I think I need to use FILTER_SANITIZE_NUMBER_INT but I'm not sure where or how to use it.
Here is my code:
<?php
// Replace the email address with the one that should receive the contact form inquiries.
define('TO_EMAIL', '########');
$aErrors = array();
$aResults = array();
/* Functions */
function stripslashes_if_required($sContent) {
if(get_magic_quotes_gpc()) {
return stripslashes($sContent);
} else {
return $sContent;
}
}
function get_current_url_path() {
$sPageUrl = "http://".$_SERVER["SERVER_NAME"].$_SERVER["REQUEST_URI"];
$count = strlen(basename($sPageUrl));
$sPagePath = substr($sPageUrl,0, -$count);
return $sPagePath;
}
function output($aErrors = array(), $aResults = array()){ // Output JSON
$bFormSent = empty($aErrors) ? true : false;
$aCombinedData = array(
'bFormSent' => $bFormSent,
'aErrors' => $aErrors,
'aResults' => $aResults
);
header('Content-type: application/json');
echo json_encode($aCombinedData);
exit;
}
// Check supported version of PHP
if (version_compare(PHP_VERSION, '5.2.0', '<')) { // PHP 5.2 is required for the safety filters used in this script
$aErrors[] = 'Unsupported PHP version. <br /><em>Minimum requirement is 5.2.<br />Your version is '. PHP_VERSION .'.</em>';
output($aErrors);
}
if (!empty($_POST)) { // Form posted?
// Get a safe-sanitized version of the posted data
$sFromEmail = filter_input(INPUT_POST, 'email', FILTER_SANITIZE_EMAIL);
$sFromName = filter_input(INPUT_POST, 'name', FILTER_SANITIZE_STRING, FILTER_FLAG_STRIP_LOW);
$sMessage = "Name: ".stripslashes_if_required($_POST['name']);
$sMessage .= "\r\nEmail: ".stripslashes_if_required($_POST['email']);
$sMessage .= "\r\nBusiness: ".stripslashes_if_required($_POST['business']);
$sMessage .= "\r\nAddress: ".stripslashes_if_required($_POST['address']);
$sMessage .= "\r\nPhone: ".stripslashes_if_required($_POST['phone']);
$sMessage .= "\r\nMessage: ".stripslashes_if_required($_POST['message']);
$sMessage .= "\r\n--\r\nEmail sent from ". get_current_url_path();
$sHeaders = "From: '$sFromName' <$sFromEmail>"."\r\n";
$sHeaders .= "Reply-To: '$sFromName' <$sFromEmail>";
if (filter_var($sFromEmail, FILTER_VALIDATE_EMAIL)) { // Valid email format?
$bMailSent = mail(TO_EMAIL, "New inquiry from $sFromName", $sMessage, $sHeaders);
if ($bMailSent) {
$aResults[] = "Message sent, thank you!";
} else {
$aErrors[] = "Message not sent, please try again later.";
}
} else {
$aErrors[] = 'Invalid email address.';
}
} else { // Nothing posted
$aErrors[] = 'Empty data submited.';
}
output($aErrors, $aResults);
Answer
Have you looked into PHP's preg_replace function?
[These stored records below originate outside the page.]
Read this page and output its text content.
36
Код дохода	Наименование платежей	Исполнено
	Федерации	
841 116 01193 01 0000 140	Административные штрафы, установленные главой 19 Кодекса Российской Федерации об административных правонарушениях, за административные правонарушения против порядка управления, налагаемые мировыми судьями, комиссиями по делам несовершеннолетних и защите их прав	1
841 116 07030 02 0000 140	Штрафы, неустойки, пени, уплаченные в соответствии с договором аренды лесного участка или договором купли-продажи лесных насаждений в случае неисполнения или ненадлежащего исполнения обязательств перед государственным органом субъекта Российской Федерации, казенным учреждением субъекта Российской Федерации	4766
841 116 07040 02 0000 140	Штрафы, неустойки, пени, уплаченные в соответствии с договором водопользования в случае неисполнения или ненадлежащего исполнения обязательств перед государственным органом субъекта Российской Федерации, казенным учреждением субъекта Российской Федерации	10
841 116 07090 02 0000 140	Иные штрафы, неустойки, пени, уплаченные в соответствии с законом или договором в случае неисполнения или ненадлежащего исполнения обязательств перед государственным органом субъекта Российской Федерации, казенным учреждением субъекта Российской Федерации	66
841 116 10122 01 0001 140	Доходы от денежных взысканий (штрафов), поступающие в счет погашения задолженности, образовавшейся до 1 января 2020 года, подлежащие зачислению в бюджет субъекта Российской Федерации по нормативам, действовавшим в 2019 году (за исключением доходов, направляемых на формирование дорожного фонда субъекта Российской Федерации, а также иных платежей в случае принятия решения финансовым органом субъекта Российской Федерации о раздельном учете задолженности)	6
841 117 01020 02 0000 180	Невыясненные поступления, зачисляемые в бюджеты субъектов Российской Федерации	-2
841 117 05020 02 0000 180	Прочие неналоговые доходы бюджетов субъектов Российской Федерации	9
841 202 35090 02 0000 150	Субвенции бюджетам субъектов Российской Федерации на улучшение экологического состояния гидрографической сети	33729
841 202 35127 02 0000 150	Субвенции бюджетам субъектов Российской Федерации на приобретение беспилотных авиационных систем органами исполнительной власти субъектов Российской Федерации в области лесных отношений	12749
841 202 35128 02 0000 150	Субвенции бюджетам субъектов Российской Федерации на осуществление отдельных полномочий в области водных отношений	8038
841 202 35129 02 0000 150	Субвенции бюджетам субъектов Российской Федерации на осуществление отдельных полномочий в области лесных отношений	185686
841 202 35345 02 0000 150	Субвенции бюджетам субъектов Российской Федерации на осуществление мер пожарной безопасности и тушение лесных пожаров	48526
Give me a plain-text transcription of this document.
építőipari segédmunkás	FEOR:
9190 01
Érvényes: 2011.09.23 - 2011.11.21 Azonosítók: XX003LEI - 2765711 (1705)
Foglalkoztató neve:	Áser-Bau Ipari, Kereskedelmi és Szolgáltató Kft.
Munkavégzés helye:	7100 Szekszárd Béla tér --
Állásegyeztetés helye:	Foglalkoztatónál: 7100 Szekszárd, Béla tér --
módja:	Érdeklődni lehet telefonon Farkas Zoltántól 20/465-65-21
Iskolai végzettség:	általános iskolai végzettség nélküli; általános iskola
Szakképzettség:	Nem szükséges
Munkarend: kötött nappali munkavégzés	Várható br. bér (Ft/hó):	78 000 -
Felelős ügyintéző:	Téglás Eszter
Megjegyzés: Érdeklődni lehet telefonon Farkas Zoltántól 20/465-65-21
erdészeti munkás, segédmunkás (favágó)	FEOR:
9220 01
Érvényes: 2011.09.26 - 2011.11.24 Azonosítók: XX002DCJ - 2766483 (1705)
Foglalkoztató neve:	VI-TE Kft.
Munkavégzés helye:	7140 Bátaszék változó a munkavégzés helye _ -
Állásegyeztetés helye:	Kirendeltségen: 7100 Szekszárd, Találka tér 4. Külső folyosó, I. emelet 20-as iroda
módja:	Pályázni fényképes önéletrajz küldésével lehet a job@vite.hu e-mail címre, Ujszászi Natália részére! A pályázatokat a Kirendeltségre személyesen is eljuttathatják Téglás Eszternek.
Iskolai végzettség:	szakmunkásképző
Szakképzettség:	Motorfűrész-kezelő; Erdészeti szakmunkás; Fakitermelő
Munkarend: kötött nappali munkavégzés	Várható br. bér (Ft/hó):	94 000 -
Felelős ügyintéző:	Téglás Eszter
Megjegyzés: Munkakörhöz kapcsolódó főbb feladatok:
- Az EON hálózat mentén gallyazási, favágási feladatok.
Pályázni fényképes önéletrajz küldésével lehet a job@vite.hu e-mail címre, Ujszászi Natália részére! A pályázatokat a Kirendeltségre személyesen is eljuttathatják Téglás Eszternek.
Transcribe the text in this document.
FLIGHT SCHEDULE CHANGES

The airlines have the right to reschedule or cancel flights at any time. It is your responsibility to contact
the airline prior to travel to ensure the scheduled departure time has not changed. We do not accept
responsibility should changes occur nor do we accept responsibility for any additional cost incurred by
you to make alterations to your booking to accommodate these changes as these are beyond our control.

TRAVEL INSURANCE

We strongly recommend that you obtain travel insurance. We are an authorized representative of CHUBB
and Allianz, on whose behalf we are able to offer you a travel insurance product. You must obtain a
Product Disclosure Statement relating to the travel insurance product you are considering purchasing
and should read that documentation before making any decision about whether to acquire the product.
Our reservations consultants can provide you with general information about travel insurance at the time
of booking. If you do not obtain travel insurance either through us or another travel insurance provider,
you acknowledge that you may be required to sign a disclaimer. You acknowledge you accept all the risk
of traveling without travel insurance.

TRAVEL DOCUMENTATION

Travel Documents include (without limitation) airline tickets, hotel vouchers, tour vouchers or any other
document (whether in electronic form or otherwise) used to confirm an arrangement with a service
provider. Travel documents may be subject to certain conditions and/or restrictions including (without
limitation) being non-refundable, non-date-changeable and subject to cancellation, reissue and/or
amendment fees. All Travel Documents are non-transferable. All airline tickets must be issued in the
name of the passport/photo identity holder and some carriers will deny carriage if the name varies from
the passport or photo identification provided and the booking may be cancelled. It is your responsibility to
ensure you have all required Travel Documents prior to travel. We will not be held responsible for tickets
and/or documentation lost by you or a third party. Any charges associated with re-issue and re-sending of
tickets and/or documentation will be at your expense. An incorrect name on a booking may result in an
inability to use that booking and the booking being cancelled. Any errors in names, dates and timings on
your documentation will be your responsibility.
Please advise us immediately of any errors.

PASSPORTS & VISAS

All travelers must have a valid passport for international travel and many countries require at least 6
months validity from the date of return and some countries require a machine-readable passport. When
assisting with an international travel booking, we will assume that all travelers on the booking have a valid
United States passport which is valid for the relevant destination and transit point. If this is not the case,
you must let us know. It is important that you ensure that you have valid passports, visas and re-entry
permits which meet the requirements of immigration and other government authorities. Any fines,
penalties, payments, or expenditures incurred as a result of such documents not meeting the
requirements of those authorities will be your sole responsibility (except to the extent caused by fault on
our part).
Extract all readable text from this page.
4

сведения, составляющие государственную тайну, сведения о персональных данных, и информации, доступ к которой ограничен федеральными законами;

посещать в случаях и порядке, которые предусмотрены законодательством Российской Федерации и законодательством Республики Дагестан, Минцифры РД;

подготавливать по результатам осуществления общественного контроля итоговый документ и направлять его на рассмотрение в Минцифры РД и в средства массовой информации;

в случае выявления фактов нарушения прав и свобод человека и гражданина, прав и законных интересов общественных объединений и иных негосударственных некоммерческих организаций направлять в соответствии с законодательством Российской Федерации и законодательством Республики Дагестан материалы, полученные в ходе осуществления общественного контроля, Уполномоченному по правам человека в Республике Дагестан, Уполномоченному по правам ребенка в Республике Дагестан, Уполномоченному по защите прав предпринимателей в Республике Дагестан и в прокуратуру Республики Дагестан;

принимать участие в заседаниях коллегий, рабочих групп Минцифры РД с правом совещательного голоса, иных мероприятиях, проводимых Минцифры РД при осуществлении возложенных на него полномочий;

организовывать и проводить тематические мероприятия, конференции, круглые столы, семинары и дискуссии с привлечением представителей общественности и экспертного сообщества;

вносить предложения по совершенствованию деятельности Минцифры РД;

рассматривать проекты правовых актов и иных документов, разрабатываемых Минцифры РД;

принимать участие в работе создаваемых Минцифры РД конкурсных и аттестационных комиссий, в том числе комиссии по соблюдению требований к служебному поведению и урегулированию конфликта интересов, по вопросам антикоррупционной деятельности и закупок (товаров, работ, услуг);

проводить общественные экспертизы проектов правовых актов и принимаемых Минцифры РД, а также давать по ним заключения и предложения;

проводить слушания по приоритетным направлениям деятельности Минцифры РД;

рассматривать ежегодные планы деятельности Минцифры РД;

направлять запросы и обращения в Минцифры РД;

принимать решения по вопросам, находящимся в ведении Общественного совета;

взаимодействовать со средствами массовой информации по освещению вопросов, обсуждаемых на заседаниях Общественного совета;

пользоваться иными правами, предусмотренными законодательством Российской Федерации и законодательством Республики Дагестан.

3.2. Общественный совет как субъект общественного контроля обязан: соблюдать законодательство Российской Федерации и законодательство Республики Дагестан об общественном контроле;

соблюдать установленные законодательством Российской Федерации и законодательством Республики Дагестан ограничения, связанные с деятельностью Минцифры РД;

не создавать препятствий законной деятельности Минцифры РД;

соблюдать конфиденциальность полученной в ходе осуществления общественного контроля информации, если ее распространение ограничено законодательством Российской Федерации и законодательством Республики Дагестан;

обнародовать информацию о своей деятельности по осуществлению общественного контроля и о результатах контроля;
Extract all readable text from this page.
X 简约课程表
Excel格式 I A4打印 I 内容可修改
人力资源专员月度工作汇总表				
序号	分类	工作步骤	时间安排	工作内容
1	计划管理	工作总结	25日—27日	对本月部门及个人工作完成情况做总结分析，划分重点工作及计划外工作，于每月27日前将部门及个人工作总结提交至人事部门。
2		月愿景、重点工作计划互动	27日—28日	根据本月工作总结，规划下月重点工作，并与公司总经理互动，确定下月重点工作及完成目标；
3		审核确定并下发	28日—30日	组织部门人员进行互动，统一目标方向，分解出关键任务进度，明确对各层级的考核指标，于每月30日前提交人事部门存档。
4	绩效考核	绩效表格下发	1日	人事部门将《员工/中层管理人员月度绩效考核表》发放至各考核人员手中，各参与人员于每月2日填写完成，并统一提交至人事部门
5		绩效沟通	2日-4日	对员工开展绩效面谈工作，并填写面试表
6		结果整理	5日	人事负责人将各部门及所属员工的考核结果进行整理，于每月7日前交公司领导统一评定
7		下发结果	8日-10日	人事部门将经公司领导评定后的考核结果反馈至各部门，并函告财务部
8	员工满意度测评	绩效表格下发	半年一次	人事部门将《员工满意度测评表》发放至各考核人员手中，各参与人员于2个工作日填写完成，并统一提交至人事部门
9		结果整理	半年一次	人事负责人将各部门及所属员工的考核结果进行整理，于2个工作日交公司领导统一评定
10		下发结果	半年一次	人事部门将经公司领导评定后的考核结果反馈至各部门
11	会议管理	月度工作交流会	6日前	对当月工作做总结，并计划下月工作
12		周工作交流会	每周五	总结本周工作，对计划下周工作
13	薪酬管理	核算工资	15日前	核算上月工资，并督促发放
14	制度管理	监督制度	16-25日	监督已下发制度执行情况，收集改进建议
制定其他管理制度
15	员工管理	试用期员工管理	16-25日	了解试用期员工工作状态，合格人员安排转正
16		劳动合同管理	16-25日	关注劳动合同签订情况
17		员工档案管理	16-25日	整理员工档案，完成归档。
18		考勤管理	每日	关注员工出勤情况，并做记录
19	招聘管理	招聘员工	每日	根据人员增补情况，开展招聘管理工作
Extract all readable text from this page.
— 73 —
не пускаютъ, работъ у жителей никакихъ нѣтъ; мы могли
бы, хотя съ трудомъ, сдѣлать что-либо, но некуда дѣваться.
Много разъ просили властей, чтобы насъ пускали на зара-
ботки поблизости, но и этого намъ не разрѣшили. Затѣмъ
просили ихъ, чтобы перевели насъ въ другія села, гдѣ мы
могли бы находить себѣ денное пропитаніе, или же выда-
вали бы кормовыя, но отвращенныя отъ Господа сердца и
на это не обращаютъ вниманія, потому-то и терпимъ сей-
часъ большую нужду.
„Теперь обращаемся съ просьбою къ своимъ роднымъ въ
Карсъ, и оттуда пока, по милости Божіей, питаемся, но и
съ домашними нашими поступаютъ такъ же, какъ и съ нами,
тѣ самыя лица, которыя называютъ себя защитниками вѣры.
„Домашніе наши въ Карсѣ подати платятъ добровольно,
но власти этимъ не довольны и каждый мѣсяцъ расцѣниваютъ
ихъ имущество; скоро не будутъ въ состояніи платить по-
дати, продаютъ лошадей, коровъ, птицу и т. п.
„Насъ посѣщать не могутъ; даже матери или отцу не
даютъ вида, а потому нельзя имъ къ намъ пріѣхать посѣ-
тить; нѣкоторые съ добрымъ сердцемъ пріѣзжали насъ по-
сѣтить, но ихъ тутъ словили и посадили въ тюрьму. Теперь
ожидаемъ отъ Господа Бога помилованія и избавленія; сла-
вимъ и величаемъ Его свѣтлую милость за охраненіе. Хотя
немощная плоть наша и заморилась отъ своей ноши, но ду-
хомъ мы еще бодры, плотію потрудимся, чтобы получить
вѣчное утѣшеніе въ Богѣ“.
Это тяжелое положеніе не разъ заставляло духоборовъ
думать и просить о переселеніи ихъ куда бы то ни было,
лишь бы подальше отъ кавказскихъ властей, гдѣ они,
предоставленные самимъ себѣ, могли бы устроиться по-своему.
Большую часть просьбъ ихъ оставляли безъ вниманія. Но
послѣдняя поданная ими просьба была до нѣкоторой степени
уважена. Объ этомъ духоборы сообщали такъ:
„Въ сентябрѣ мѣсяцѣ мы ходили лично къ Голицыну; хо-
You can strip out any non-numeric character by using preg_replace('/[^0-9]/', '', $_POST['phone']).
Once you filter out the character data, you can always check to see if it is of a desired length:
$phone = preg_replace('/[^0-9]/', '', $_POST['phone']);
if(strlen($phone) === 10) {
//Phone is 10 characters in length (###) ###-####
}
You can also use PHP's preg_match function as discussed in this other SO question.